ResponseHandlersType = Mapping[HTTPStatus | int | str, ResponseHandler]

A handler mapping is usually a MappingProxyType (an immutable dict) declared as a class attribute:

from http import HTTPStatus
from types import MappingProxyType

from asyncly import ResponseHandlersType
from asyncly.client.handlers.pydantic import parse_model

FACT_HANDLERS: ResponseHandlersType = MappingProxyType(
    {HTTPStatus.OK: parse_model(CatFact)}
)

Status matching

Keys are matched in order of specificity:

  • ExactHTTPStatus.OK or 200.
  • Range — the string "2xx", "4xx", "5xx" matches any status in that hundred.
  • Wildcard — the string "*" matches any status not matched above.
HANDLERS = MappingProxyType(
    {
        HTTPStatus.OK: parse_model(CatFact),
        "4xx": raise_client_error,
        "*": raise_unexpected,
    }
)

Built-in handler factories

Each factory returns a handler — call it with the type you want to decode into.

JSON

parse_json decodes the body as JSON and passes it to a parser callable:

from asyncly.client.handlers.json import parse_json

# identity: return the parsed dict/list as-is
HANDLERS = {HTTPStatus.OK: parse_json(lambda data: data)}

# or transform it
HANDLERS = {HTTPStatus.OK: parse_json(lambda data: data["facts"])}

If the orjson extra is installed, it is used automatically for faster parsing.

Pydantic

parse_model validates the JSON body into a Pydantic model (requires the pydantic extra):

from pydantic import BaseModel
from asyncly.client.handlers.pydantic import parse_model


class CatFact(BaseModel):
    fact: str
    length: int


HANDLERS = {HTTPStatus.OK: parse_model(CatFact)}

msgspec

parse_struct decodes into a msgspec struct (requires the msgspec extra) and supports multiple wire formats:

from msgspec import Struct
from asyncly.client.handlers.msgspec import parse_struct


class CatFact(Struct):
    fact: str
    length: int


# JSON body
HANDLERS = {HTTPStatus.OK: parse_struct(CatFact)}

# msgpack body
HANDLERS = {HTTPStatus.OK: parse_struct(CatFact, data_format="msgpack")}

Custom handlers

A handler is just an async callable taking the response.
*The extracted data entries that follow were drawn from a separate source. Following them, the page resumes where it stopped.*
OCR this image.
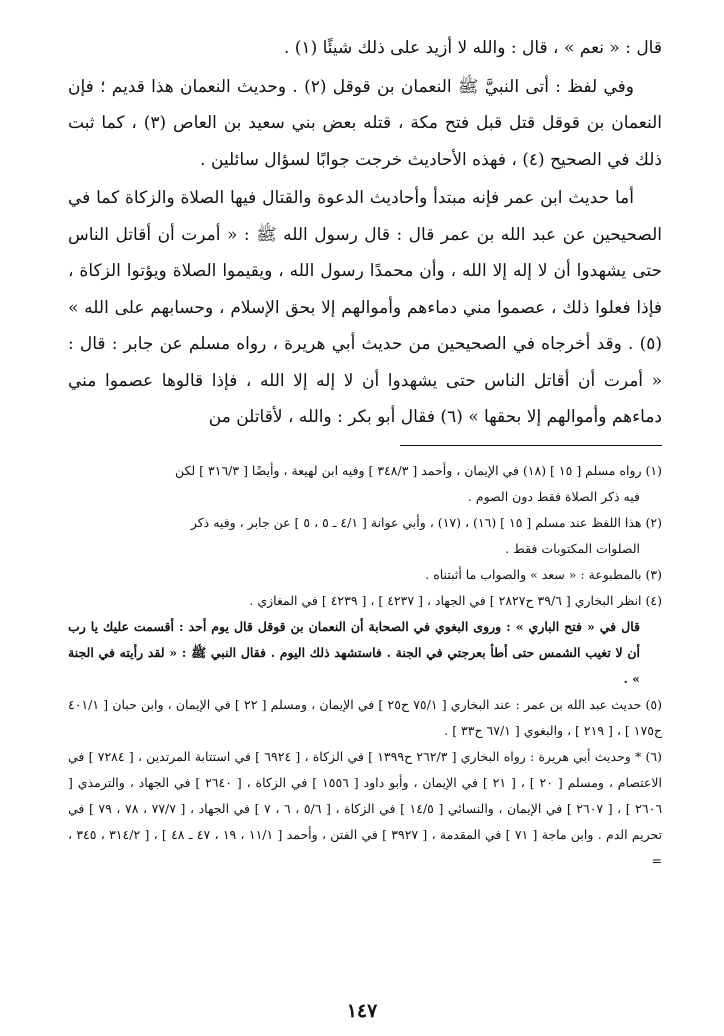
قال : « نعم » ، قال : والله لا أزيد على ذلك شيئًا (١) .

وفي لفظ : أتى النبيَّ ﷺ النعمان بن قوقل (٢) . وحديث النعمان هذا قديم ؛ فإن النعمان بن قوقل قتل قبل فتح مكة ، قتله بعض بني سعيد بن العاص (٣) ، كما ثبت ذلك في الصحيح (٤) ، فهذه الأحاديث خرجت جوابًا لسؤال سائلين .

أما حديث ابن عمر فإنه مبتدأ وأحاديث الدعوة والقتال فيها الصلاة والزكاة كما في الصحيحين عن عبد الله بن عمر قال : قال رسول الله ﷺ : « أمرت أن أقاتل الناس حتى يشهدوا أن لا إله إلا الله ، وأن محمدًا رسول الله ، ويقيموا الصلاة ويؤتوا الزكاة ، فإذا فعلوا ذلك ، عصموا مني دماءهم وأموالهم إلا بحق الإسلام ، وحسابهم على الله » (٥) . وقد أخرجاه في الصحيحين من حديث أبي هريرة ، رواه مسلم عن جابر : قال : « أمرت أن أقاتل الناس حتى يشهدوا أن لا إله إلا الله ، فإذا قالوها عصموا مني دماءهم وأموالهم إلا بحقها » (٦) فقال أبو بكر : والله ، لأقاتلن من

(١) رواه مسلم [ ١٥ ] (١٨) في الإيمان ، وأحمد [ ٣٤٨/٣ ] وفيه ابن لهيعة ، وأيضًا [ ٣١٦/٣ ] لكن

فيه ذكر الصلاة فقط دون الصوم .

(٢) هذا اللفظ عند مسلم [ ١٥ ] (١٦) ، (١٧) ، وأبي عوانة [ ٤/١ ـ ٥ ، ٥ ] عن جابر ، وفيه ذكر

الصلوات المكتوبات فقط .

(٣) بالمطبوعة : « سعد » والصواب ما أثبتناه .

(٤) انظر البخاري [ ٣٩/٦ ح٢٨٢٧ ] في الجهاد ، [ ٤٢٣٧ ] ، [ ٤٢٣٩ ] في المغازي .

قال في « فتح الباري » : وروى البغوي في الصحابة أن النعمان بن قوقل قال يوم أحد : أقسمت عليك يا رب أن لا تغيب الشمس حتى أطأ بعرجتي في الجنة . فاستشهد ذلك اليوم . فقال النبي ﷺ : « لقد رأيته في الجنة » .

(٥) حديث عبد الله بن عمر : عند البخاري [ ٧٥/١ ح٢٥ ] في الإيمان ، ومسلم [ ٢٢ ] في الإيمان ، وابن حبان [ ٤٠١/١ ح١٧٥ ] ، [ ٢١٩ ] ، والبغوي [ ٦٧/١ ح٣٣ ] .

(٦) * وحديث أبي هريرة : رواه البخاري [ ٢٦٢/٣ ح١٣٩٩ ] في الزكاة ، [ ٦٩٢٤ ] في استتابة المرتدين ، [ ٧٢٨٤ ] في الاعتصام ، ومسلم [ ٢٠ ] ، [ ٢١ ] في الإيمان ، وأبو داود [ ١٥٥٦ ] في الزكاة ، [ ٢٦٤٠ ] في الجهاد ، والترمذي [ ٢٦٠٦ ] ، [ ٢٦٠٧ ] في الإيمان ، والنسائي [ ١٤/٥ ] في الزكاة ، [ ٥/٦ ، ٦ ، ٧ ] في الجهاد ، [ ٧٧/٧ ، ٧٨ ، ٧٩ ] في تحريم الدم . وابن ماجة [ ٧١ ] في المقدمة ، [ ٣٩٢٧ ] في الفتن ، وأحمد [ ١١/١ ، ١٩ ، ٤٧ ـ ٤٨ ] ، [ ٣١٤/٢ ، ٣٤٥ ، =

١٤٧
Write your own for raw bytes, headers, or side effects:

from aiohttp import ClientResponse


async def read_etag(response: ClientResponse) -> str:
    return response.headers["ETag"]


HANDLERS = {HTTPStatus.OK: read_etag}

Handling errors

Map error statuses to handlers that raise domain exceptions:

from aiohttp import ClientResponse


async def raise_not_found(response: ClientResponse) -> None:
    raise CatNotFound(await response.text())


HANDLERS = MappingProxyType(
    {
        HTTPStatus.OK: parse_model(CatFact),
        HTTPStatus.NOT_FOUND: raise_not_found,
    }
)

If a status has no matching handler, UnhandledStatusException is raised with the status, url, and client_name.